The convent was adapted as a shelter for the marginalized and the church remained open to worship. In recent times the progressive degradation of the complex has led to its abandonment. The convent has been subjected to a restoration work still in progress. The church was looted and devastated: only the most significant works of art were saved while wooden furnishings and inscriptions were stolen or vandally destroyed. Currently the church remains the bare wall shell. The context in which the convent was built has also undergone devastating transformations: the beautiful descent with several ramps that leads to the below rione of Vaccarella, with panoramic terraces, has been disrupted to adapt it to a carriageable road. The complex follows the typical canons of Capuchin architecture, inspired by the vow of poverty of the Order and entrusted to the same friars. The church, formerly dedicated to Our Lady of Itria, is named after the Assumption: it has a single nave, preceded by a portico and surmounted by the bell tower. On the left side of the nave is a body, obviously added, which includes a side entrance and two deep chapels that make asymmetrical plan of the church. A neoclassical gate leads to the porch that protects the main door.

All the openings, with an essential design, are framed in stone. The interior was dominated by the grand carved wooden altar, with edicola adorned with Corinthian paraste, paliotto and tabernacle inlaid in mother-of-pearl. The tabernacle was also adorned with statuettes of the Immaculate and the apostles. Onofrio Gabrielli’s triptych was placed on the altar, depicting the Assumption between the saints Lucia and Caterina d’Alessandria. In the cimaz was a small canvas depicting the Eternal Father. On the right side there were three wooden altars with the workshop of San Giuseppe, another painting by Gabrielli, the polychrome statue of San Felice si Cantalice and the picture of the Madonna degli Abbandonati donated by the inhabitants of Valencia to Milazzo. He followed the wooden pergamon. On the left side the two deep chapels were dedicated to the Crucifix, with a polychrome simulacrum, and to Our Lady of the Angels with Saint Francis of Assisi and Santa Chiara, with an altarpiece by Scipio Pulzone and executed in 1584 and clearly acquired during the foundation phase. Above the entrance was arranged the chancel, adorned with statuettes although subtracted. In the small sacristy was a beautiful wardrobe. The floor of the sacristy was in polychrome ceramic with simple geometric designs. Numerous minor paintings were hung on the walls. Gravestones dotted the floor and walls. In the vault of the church is preserved the stucco coat of arms of the order.

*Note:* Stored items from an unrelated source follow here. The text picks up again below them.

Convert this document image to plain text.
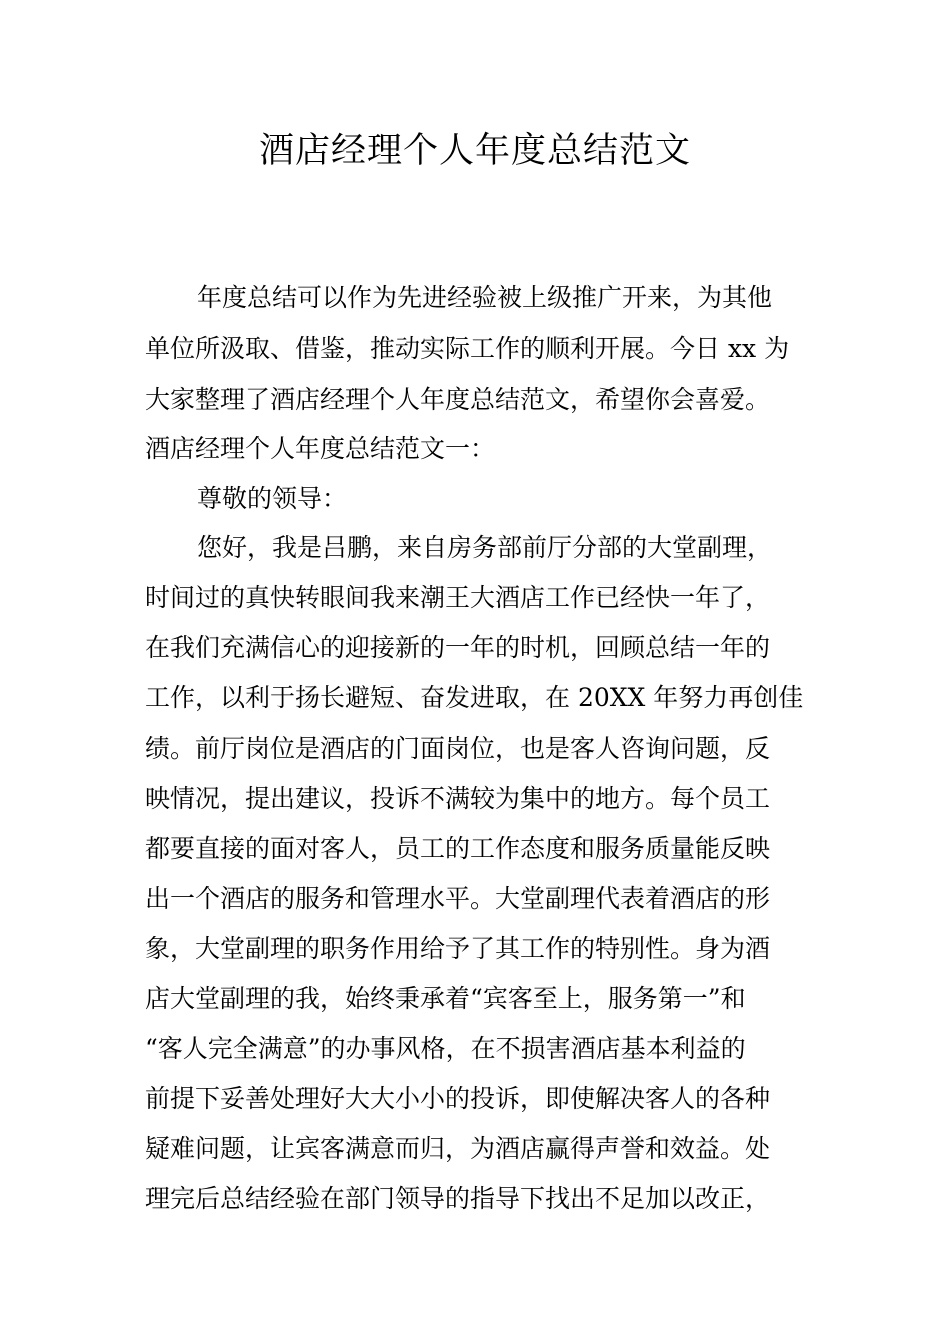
酒店经理个人年度总结范文
年度总结可以作为先进经验被上级推广开来，为其他
单位所汲取、借鉴，推动实际工作的顺利开展。今日 xx 为
大家整理了酒店经理个人年度总结范文，希望你会喜爱。
酒店经理个人年度总结范文一：
尊敬的领导：
您好，我是吕鹏，来自房务部前厅分部的大堂副理，
时间过的真快转眼间我来潮王大酒店工作已经快一年了，
在我们充满信心的迎接新的一年的时机，回顾总结一年的
工作，以利于扬长避短、奋发进取，在 20XX 年努力再创佳
绩。前厅岗位是酒店的门面岗位，也是客人咨询问题，反
映情况，提出建议，投诉不满较为集中的地方。每个员工
都要直接的面对客人，员工的工作态度和服务质量能反映
出一个酒店的服务和管理水平。大堂副理代表着酒店的形
象，大堂副理的职务作用给予了其工作的特别性。身为酒
店大堂副理的我，始终秉承着“宾客至上，服务第一”和
“客人完全满意”的办事风格，在不损害酒店基本利益的
前提下妥善处理好大大小小的投诉，即使解决客人的各种
疑难问题，让宾客满意而归，为酒店赢得声誉和效益。处
理完后总结经验在部门领导的指导下找出不足加以改正，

The repeated destructions have saved very little of the work in wood: the altar and the tabernacle of the high altar (stripped of all statuettes) are kept in the Church of the Rosary while the remaining wooden machine has been knocked down and destroyed like the other altars and the pergamon. The sacristy cabinet had been stolen but was recovered. All the paintings of Gabrielli (except for the picture of the Eternal, subtracted) and the painting of the Pulzone as well as the polychrome statue of San Felice, and the Crucifix, which decorate the church of the Immaculate. In the Church of the Rosary are also preserved the Spanish painting of Our Lady of the Forsaken, the eighteenth-century paintings of Saint Anthony of Padua and San Bonaventura and a modest Madonna dell’Itria. Minor paintings (San Michele, the blessed Bernardo da Corleone, the Last Supper) are kept at the Immaculate. Behind the church is the entrance to the convent, with a courtyard open on the street, in the center of which it seems to be a cistern: the building is arranged on three sides and the entrance was to be blocked by a low wall of which survives a short stretch with a decorative half-column. A similar semicolumn is preserved on the adjacent back wall of the church and above it is still seen a sundial. An arch leads into the second narrow square courtyard. The building, punctuated on the outside by sober windows with stone architraves, had inside corridors along which cells and other rooms were opened, still in progress and abolished during the works of adaptation to another destination.

Chillemi F. Milazzo città d’arte. Disegno urbano e patrimonio architettonico, Messina 1999.